Amigos muito chegados convidam-me assiduamente para ir, no
mês de junho, à Festa da Cereja em Alcongosta (Fundão), na encosta sul da Serra
da Gardunha. Escusado será dizer que quase todos os anos é um fartote (ver a Cerejeira no livro “As Plantas Nossas Irmãs”) em que a figura central é o afamado fruto
redondo e vermelhinho e a sua cada vez maior aplicabilidade gastronómica. Ora
num dos acessos ao centro histórico da pitoresca aldeia, ano após ano, encontro
sempre num escarpado muro, ramalhetes de flores escarlates que me cumprimentam
e tentam “conversar” comigo. Por princípio, não falo com “desconhecidas” para
não lhes dar confiança, mas desta vez, decidi-me a aprofundar o relacionamento.

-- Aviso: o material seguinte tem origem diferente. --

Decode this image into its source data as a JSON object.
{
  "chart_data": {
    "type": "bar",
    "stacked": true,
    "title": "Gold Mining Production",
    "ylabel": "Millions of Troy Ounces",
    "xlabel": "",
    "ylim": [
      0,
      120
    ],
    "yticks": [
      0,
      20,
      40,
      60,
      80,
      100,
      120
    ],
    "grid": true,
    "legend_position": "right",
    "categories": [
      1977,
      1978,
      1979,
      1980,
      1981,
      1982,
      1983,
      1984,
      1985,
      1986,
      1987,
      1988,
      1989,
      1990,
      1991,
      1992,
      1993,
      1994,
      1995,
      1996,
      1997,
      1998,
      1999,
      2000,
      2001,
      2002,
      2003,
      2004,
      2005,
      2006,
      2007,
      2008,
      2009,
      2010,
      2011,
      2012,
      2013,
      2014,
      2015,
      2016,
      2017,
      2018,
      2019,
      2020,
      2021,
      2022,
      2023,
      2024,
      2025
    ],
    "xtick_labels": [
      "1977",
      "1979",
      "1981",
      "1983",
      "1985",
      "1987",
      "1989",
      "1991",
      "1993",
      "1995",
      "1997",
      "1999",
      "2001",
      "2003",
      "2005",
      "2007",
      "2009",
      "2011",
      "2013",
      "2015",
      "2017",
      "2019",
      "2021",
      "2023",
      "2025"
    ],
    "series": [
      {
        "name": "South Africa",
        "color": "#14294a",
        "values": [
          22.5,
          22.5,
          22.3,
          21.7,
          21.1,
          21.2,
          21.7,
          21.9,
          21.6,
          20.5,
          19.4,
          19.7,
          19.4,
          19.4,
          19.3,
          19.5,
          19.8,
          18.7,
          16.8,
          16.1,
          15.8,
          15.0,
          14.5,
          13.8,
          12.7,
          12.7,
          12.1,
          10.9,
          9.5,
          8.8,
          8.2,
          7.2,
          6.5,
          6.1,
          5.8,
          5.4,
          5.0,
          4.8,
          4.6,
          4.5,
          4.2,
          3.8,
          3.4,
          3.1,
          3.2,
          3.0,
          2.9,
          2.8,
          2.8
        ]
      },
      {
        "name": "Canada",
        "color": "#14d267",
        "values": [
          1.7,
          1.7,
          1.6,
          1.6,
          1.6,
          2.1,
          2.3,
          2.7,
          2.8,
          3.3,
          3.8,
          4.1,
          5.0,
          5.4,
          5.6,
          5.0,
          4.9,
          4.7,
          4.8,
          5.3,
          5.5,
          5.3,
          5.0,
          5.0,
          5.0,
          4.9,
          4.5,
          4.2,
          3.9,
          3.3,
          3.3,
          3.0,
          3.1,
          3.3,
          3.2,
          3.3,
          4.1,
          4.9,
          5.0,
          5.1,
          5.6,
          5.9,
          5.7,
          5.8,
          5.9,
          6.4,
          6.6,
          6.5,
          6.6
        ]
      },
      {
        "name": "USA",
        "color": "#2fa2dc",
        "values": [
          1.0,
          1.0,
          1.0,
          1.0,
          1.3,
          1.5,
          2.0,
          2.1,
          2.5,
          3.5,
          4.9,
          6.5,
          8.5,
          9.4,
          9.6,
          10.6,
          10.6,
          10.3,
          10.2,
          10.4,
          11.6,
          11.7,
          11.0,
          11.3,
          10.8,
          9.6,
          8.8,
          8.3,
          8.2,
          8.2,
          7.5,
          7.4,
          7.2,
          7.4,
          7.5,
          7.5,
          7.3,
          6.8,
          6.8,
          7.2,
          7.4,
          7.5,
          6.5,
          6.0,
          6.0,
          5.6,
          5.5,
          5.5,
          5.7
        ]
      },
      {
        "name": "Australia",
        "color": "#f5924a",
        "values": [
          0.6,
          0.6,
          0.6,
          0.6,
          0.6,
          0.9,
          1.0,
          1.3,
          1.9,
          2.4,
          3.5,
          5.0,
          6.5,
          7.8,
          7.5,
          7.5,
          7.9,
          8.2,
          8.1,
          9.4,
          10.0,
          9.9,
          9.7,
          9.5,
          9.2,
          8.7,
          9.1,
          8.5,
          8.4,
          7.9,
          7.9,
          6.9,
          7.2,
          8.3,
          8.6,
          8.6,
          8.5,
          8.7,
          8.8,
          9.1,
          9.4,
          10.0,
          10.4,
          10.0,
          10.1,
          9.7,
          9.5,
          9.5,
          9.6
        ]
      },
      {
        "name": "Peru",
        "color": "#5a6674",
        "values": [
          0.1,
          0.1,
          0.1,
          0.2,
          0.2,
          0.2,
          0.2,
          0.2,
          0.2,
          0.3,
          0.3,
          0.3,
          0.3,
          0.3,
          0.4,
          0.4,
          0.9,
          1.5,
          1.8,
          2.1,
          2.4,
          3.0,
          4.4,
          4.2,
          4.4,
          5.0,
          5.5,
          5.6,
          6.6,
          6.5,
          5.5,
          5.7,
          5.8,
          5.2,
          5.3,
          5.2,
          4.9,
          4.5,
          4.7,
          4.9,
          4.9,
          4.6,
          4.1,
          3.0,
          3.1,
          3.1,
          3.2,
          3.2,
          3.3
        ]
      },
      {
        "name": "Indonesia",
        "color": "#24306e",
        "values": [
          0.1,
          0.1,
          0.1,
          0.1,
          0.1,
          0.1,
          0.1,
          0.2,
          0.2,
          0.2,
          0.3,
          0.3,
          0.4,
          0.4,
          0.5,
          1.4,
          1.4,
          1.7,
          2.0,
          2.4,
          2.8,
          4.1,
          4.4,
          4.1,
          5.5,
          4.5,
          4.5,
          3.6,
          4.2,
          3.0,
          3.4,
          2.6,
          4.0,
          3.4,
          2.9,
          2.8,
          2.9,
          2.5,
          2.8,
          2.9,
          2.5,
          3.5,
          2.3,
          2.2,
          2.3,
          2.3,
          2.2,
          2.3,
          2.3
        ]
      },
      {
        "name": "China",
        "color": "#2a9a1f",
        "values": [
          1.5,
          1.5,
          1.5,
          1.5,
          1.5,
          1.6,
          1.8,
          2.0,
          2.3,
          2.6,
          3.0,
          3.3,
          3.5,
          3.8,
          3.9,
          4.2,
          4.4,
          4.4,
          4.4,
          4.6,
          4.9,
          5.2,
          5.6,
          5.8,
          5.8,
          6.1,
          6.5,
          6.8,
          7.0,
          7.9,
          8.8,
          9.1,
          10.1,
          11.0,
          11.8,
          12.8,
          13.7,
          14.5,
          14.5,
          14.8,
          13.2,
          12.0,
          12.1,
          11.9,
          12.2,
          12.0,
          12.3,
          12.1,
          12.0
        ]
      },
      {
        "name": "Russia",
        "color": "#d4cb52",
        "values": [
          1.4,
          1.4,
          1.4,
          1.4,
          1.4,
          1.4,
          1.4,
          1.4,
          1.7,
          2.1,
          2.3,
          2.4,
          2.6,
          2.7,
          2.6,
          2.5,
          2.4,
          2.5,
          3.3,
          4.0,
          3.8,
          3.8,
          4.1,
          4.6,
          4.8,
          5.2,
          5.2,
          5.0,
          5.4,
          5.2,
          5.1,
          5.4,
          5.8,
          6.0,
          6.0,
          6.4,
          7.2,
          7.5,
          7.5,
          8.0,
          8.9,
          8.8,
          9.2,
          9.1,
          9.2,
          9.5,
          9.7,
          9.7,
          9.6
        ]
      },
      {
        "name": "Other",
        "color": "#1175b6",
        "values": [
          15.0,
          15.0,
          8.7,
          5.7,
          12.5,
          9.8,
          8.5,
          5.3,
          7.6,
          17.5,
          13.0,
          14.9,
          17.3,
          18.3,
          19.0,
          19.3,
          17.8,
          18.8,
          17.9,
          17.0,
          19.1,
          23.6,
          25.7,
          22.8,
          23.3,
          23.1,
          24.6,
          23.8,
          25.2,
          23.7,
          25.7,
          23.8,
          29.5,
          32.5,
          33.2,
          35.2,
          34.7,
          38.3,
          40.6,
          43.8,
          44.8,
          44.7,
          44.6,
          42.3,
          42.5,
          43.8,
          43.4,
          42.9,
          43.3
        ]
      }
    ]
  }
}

Colhi um raminho e procurei na minha já vasta biblioteca algo que me proporcionasse
a identificação de tão simpática flor. Trabalho árduo mas que deu resultados,
como vamos ver.
A planta em questão é de boas famílias. Trata-se de uma
valerianácea que dá pelo nome de Centranthus
ruber. De facto, eu já conhecia uma sua irmã, de flores brancas, que abunda
na Arrábida, a Centranthus calcitrape,
que de resto, vem até mencionada no livro “Flores da Arrábida” do saudoso José
Gomes Pedro. Contudo, jamais tinha visto espécies de “calcitrapas” tão vistosas
como aquelas da Gardunha.
Identifiquei-a pela primeira vez num livrinho que a minha
esposa me deu de presente quando esteve em Praga e que, embora redigido em
língua checa, possui fotografias soberbas com os respetivos nomes científicos.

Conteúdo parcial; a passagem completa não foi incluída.